The first sentence of Rick Pitino’s Wikipedia page – and his is a bio that has undergone many revisions – got rewritten Wednesday. He’s no longer the coach who was fastest and first to grasp the power of the 3-point shot. He’s no longer the man who lifted Kentucky from purgatory. He’s no longer the only guy to have won national championships at separate schools.

Yes, he’s technically still all of the above, but that won’t be the first thing we think about when we think about Rick Pitino. He will come to be known as the first giant to fall in an investigation that could well to turn college basketball inside out. We see already the speed at which this is traveling: Within 24 hours of a sobering news conference in Manhattan, Pitino -- a Hall of Fame coach at one of the nation's half-dozen biggest basketball schools -- had been placed on unpaid leave, dismissal soon to come.

Louisville kept Pitino after the seamy Sex in a Restaurant case.
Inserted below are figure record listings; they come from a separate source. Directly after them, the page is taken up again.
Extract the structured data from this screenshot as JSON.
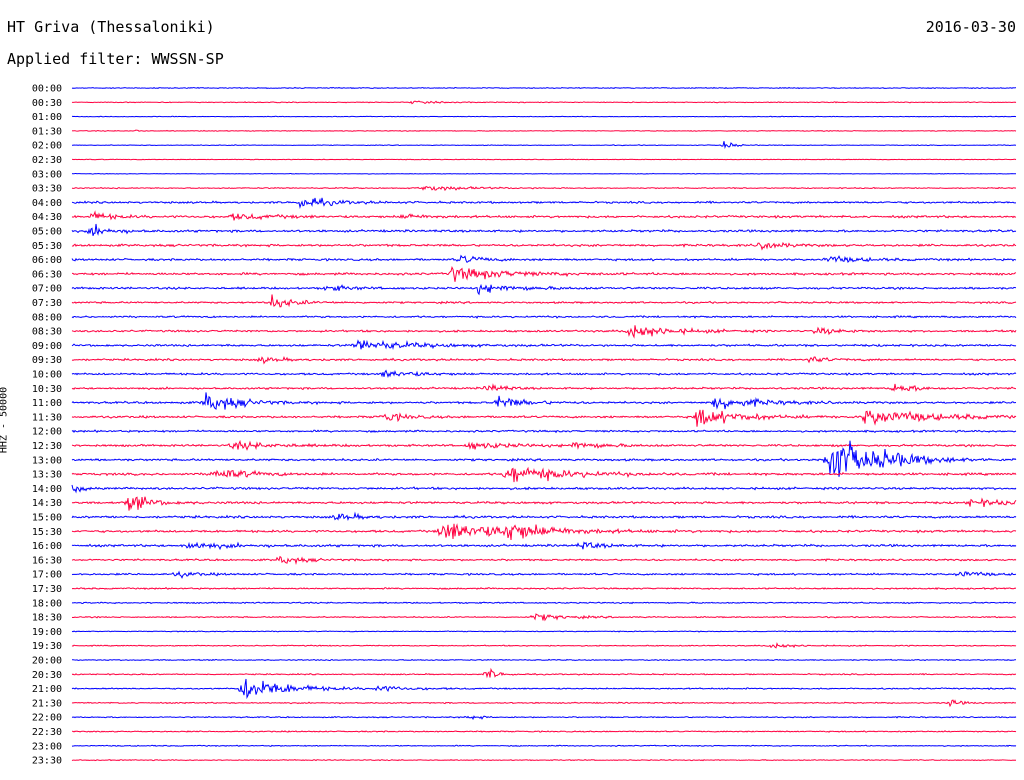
{
  "header": {
    "station": "HT Griva (Thessaloniki)",
    "date": "2016-03-30",
    "filter": "Applied filter: WWSSN-SP"
  },
  "chart_data": {
    "type": "line",
    "ylabel": "HHZ - 50000",
    "trace_colors": [
      "#0000ff",
      "#ff0040"
    ],
    "row_labels": [
      "00:00",
      "00:30",
      "01:00",
      "01:30",
      "02:00",
      "02:30",
      "03:00",
      "03:30",
      "04:00",
      "04:30",
      "05:00",
      "05:30",
      "06:00",
      "06:30",
      "07:00",
      "07:30",
      "08:00",
      "08:30",
      "09:00",
      "09:30",
      "10:00",
      "10:30",
      "11:00",
      "11:30",
      "12:00",
      "12:30",
      "13:00",
      "13:30",
      "14:00",
      "14:30",
      "15:00",
      "15:30",
      "16:00",
      "16:30",
      "17:00",
      "17:30",
      "18:00",
      "18:30",
      "19:00",
      "19:30",
      "20:00",
      "20:30",
      "21:00",
      "21:30",
      "22:00",
      "22:30",
      "23:00",
      "23:30"
    ],
    "row_noise": [
      0.6,
      0.6,
      0.4,
      0.5,
      0.5,
      0.4,
      0.4,
      0.7,
      1.3,
      1.5,
      1.5,
      1.5,
      1.4,
      1.5,
      1.4,
      1.2,
      1.2,
      1.3,
      1.4,
      1.3,
      1.3,
      1.3,
      1.4,
      1.4,
      1.3,
      1.4,
      1.4,
      1.5,
      1.5,
      1.5,
      1.5,
      1.5,
      1.5,
      1.2,
      1.2,
      1.0,
      0.9,
      0.8,
      0.6,
      0.7,
      0.7,
      0.8,
      0.9,
      0.8,
      0.8,
      0.8,
      0.7,
      0.6
    ],
    "events": [
      {
        "row": 1,
        "t": 0.36,
        "amp": 2,
        "dur": 0.02
      },
      {
        "row": 3,
        "t": 0.07,
        "amp": 5,
        "dur": 0.002
      },
      {
        "row": 4,
        "t": 0.69,
        "amp": 8,
        "dur": 0.008
      },
      {
        "row": 7,
        "t": 0.37,
        "amp": 4,
        "dur": 0.04
      },
      {
        "row": 8,
        "t": 0.24,
        "amp": 8,
        "dur": 0.03
      },
      {
        "row": 9,
        "t": 0.02,
        "amp": 6,
        "dur": 0.02
      },
      {
        "row": 9,
        "t": 0.17,
        "amp": 4,
        "dur": 0.04
      },
      {
        "row": 9,
        "t": 0.35,
        "amp": 4,
        "dur": 0.02
      },
      {
        "row": 10,
        "t": 0.02,
        "amp": 8,
        "dur": 0.02
      },
      {
        "row": 11,
        "t": 0.73,
        "amp": 6,
        "dur": 0.02
      },
      {
        "row": 12,
        "t": 0.8,
        "amp": 5,
        "dur": 0.03
      },
      {
        "row": 12,
        "t": 0.41,
        "amp": 6,
        "dur": 0.02
      },
      {
        "row": 13,
        "t": 0.4,
        "amp": 10,
        "dur": 0.05
      },
      {
        "row": 14,
        "t": 0.27,
        "amp": 5,
        "dur": 0.02
      },
      {
        "row": 14,
        "t": 0.43,
        "amp": 6,
        "dur": 0.04
      },
      {
        "row": 15,
        "t": 0.21,
        "amp": 10,
        "dur": 0.02
      },
      {
        "row": 17,
        "t": 0.59,
        "amp": 10,
        "dur": 0.04
      },
      {
        "row": 17,
        "t": 0.79,
        "amp": 5,
        "dur": 0.02
      },
      {
        "row": 18,
        "t": 0.3,
        "amp": 8,
        "dur": 0.05
      },
      {
        "row": 19,
        "t": 0.2,
        "amp": 4,
        "dur": 0.02
      },
      {
        "row": 19,
        "t": 0.78,
        "amp": 4,
        "dur": 0.02
      },
      {
        "row": 20,
        "t": 0.33,
        "amp": 6,
        "dur": 0.03
      },
      {
        "row": 21,
        "t": 0.44,
        "amp": 6,
        "dur": 0.015
      },
      {
        "row": 21,
        "t": 0.87,
        "amp": 7,
        "dur": 0.02
      },
      {
        "row": 22,
        "t": 0.14,
        "amp": 16,
        "dur": 0.03
      },
      {
        "row": 22,
        "t": 0.45,
        "amp": 9,
        "dur": 0.025
      },
      {
        "row": 22,
        "t": 0.68,
        "amp": 10,
        "dur": 0.04
      },
      {
        "row": 23,
        "t": 0.33,
        "amp": 7,
        "dur": 0.02
      },
      {
        "row": 23,
        "t": 0.66,
        "amp": 14,
        "dur": 0.04
      },
      {
        "row": 23,
        "t": 0.84,
        "amp": 12,
        "dur": 0.06
      },
      {
        "row": 25,
        "t": 0.17,
        "amp": 5,
        "dur": 0.04
      },
      {
        "row": 25,
        "t": 0.42,
        "amp": 5,
        "dur": 0.04
      },
      {
        "row": 25,
        "t": 0.53,
        "amp": 5,
        "dur": 0.03
      },
      {
        "row": 26,
        "t": 0.8,
        "amp": 40,
        "dur": 0.04
      },
      {
        "row": 26,
        "t": 0.86,
        "amp": 6,
        "dur": 0.03
      },
      {
        "row": 27,
        "t": 0.15,
        "amp": 9,
        "dur": 0.03
      },
      {
        "row": 27,
        "t": 0.46,
        "amp": 14,
        "dur": 0.05
      },
      {
        "row": 28,
        "t": 0.0,
        "amp": 7,
        "dur": 0.01
      },
      {
        "row": 29,
        "t": 0.06,
        "amp": 13,
        "dur": 0.02
      },
      {
        "row": 29,
        "t": 0.95,
        "amp": 5,
        "dur": 0.04
      },
      {
        "row": 30,
        "t": 0.28,
        "amp": 6,
        "dur": 0.02
      },
      {
        "row": 31,
        "t": 0.39,
        "amp": 14,
        "dur": 0.07
      },
      {
        "row": 31,
        "t": 0.46,
        "amp": 12,
        "dur": 0.03
      },
      {
        "row": 32,
        "t": 0.12,
        "amp": 5,
        "dur": 0.04
      },
      {
        "row": 32,
        "t": 0.54,
        "amp": 5,
        "dur": 0.02
      },
      {
        "row": 33,
        "t": 0.22,
        "amp": 7,
        "dur": 0.02
      },
      {
        "row": 34,
        "t": 0.11,
        "amp": 4,
        "dur": 0.02
      },
      {
        "row": 34,
        "t": 0.94,
        "amp": 5,
        "dur": 0.02
      },
      {
        "row": 37,
        "t": 0.49,
        "amp": 5,
        "dur": 0.03
      },
      {
        "row": 39,
        "t": 0.74,
        "amp": 4,
        "dur": 0.02
      },
      {
        "row": 41,
        "t": 0.44,
        "amp": 10,
        "dur": 0.01
      },
      {
        "row": 42,
        "t": 0.18,
        "amp": 18,
        "dur": 0.04
      },
      {
        "row": 42,
        "t": 0.32,
        "amp": 4,
        "dur": 0.03
      },
      {
        "row": 43,
        "t": 0.93,
        "amp": 5,
        "dur": 0.01
      },
      {
        "row": 44,
        "t": 0.42,
        "amp": 4,
        "dur": 0.01
      }
    ]
  }
}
It stuck with him after the even more sordid Strippers in the Dorm affair. But after seeing its name – actually a code name: “University-6” – in the feds’ finding, the school that would put up with anything gave Slick Rick the gate.
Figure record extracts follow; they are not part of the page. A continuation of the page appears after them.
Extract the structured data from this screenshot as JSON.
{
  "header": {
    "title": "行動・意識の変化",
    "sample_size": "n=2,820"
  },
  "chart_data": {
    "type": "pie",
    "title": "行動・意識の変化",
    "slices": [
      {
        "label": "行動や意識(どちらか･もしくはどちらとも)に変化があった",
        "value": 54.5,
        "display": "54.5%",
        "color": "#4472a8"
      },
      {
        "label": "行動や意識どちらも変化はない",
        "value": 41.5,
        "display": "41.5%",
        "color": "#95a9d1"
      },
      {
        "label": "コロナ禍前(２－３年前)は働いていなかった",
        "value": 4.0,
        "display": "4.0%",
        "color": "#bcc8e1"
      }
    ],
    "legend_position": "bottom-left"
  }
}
Louisville, see, is terrified. This isn’t the toothless/clueless NCAA doing the sleuthing. This is the FBI and the U.S. Attorney’s office. These folks have subpoena power. These folks can put people in jail. These folks have the wherewithal to fund electronic surveillance and confidential informants and undercover operatives, all of which were used to make this case. The feds could pick Louisville clean and leave the buzzard NCAA to pile on – and Louisville already is on probation, which means one of the sport’s tent poles could be eligible for the death penalty.

But it’s not just Louisville that’s shaking in its, er, sneakers. It’s all of college basketball. We’ve known for years that apparel companies, via the tax-exempt AAU, hold inordinate sway over recruits. The feds just illustrated how this actually works. It alleges that the family of Brian Bowen, a recruit from Michigan, was paid $100,000 by Adidas to direct him to Louisville, an Adidas school, and then to cast his lot with the company as a professional.

Shoe companies fund AAU teams, same as they outfit college programs. A couple of years ago, Pitino spoke – prescient, he was – of how ridiculous it was to be told he couldn’t recruit a player on “the Nike circuit” because Louisville was contracted to Adidas. And it does sound silly. But it’s the way of the hoops world.

As ESPN’s erudite Bob Ley said on “Outside The Lines,” the shoe companies are investing in “a futures market.” They’re all looking for the Next Michael, the original having made Nike a global colossus, or the New Steph, whose switch from Nike to Under Armour turned an earnest striver into a major player.

Four college assistant coaches – Auburn’s Chuck Person among them – were arrested Tuesday on charges of fraud and corruption. (The other three work at Oklahoma State, USC and Arizona.) The feds allege that these coaches took money from agents, investment companies and shoe companies to steer players their way. Three men associated with Adidas, the head of global marketing included, also were arrested. The worst the NCAA can do is hit you with a show-cause sanction; the feds can lock you up.

The feds can go – heck, have already been – where the NCAA could not. The feds can nail you for wire fraud. The feds can make you sorry you were born, and if you’re sorry enough, you might be inclined to turn state’s evidence, which takes us deeper into the mire. This will sound like hyperbole, but it probably isn’t: When the feds get done, college basketball as we know it might have ceased to exist, which mightn't be a bad thing.

Louisville just signed a $10-year extension with Adidas – for $160 million. The Courier-Journal reports that athletic director Tom Jurich's daughter recently took a job as an Adidas brand manager. In other news, Tom Jurich was placed on paid leave Wednesday pending certain dismissal. He's the man who brought Pitino to Louisville, and he goes out having reaped the rewards but ultimately the whirlwind.

As we speak, every president is asking every AD to ask every basketball coach, “Could we be in trouble with this?” Because every school has a shoe contract, and every coach wants the best players, and every good player has an AAU (and therefore a shoe company) connection. The stewards of Georgia Tech are surely wondering about the wisdom of signing with Adidas. There’s not a major university with a gym that isn’t treading lightly today.

Sometimes we hear of an NCAA investigation and proclaim doom for a program – think Miami in the Nevin Shapiro case – but doomsday never comes. We say again: This isn’t the NCAA. These are the feds. It takes Mark Emmert a week to form a coherent thought. It took less than a day after acting U.S. Attorney Joon H. Kim stepped to the microphone for a giant to be toppled. (The feds work faster than FedEx.)

I’d like to tell you I know where all this will lead, but there’s really no knowing. I suspect it will be nowhere pleasant. I’m reasonably certain Rick Pitino and Tom Jurich won’t be the last casualties. If even half of what has been whispered about college basketball is brought to light, the NCAA tournament committee won’t have to worry about choosing a field of 68. There mightn’t be more than a dozen teams still eligible.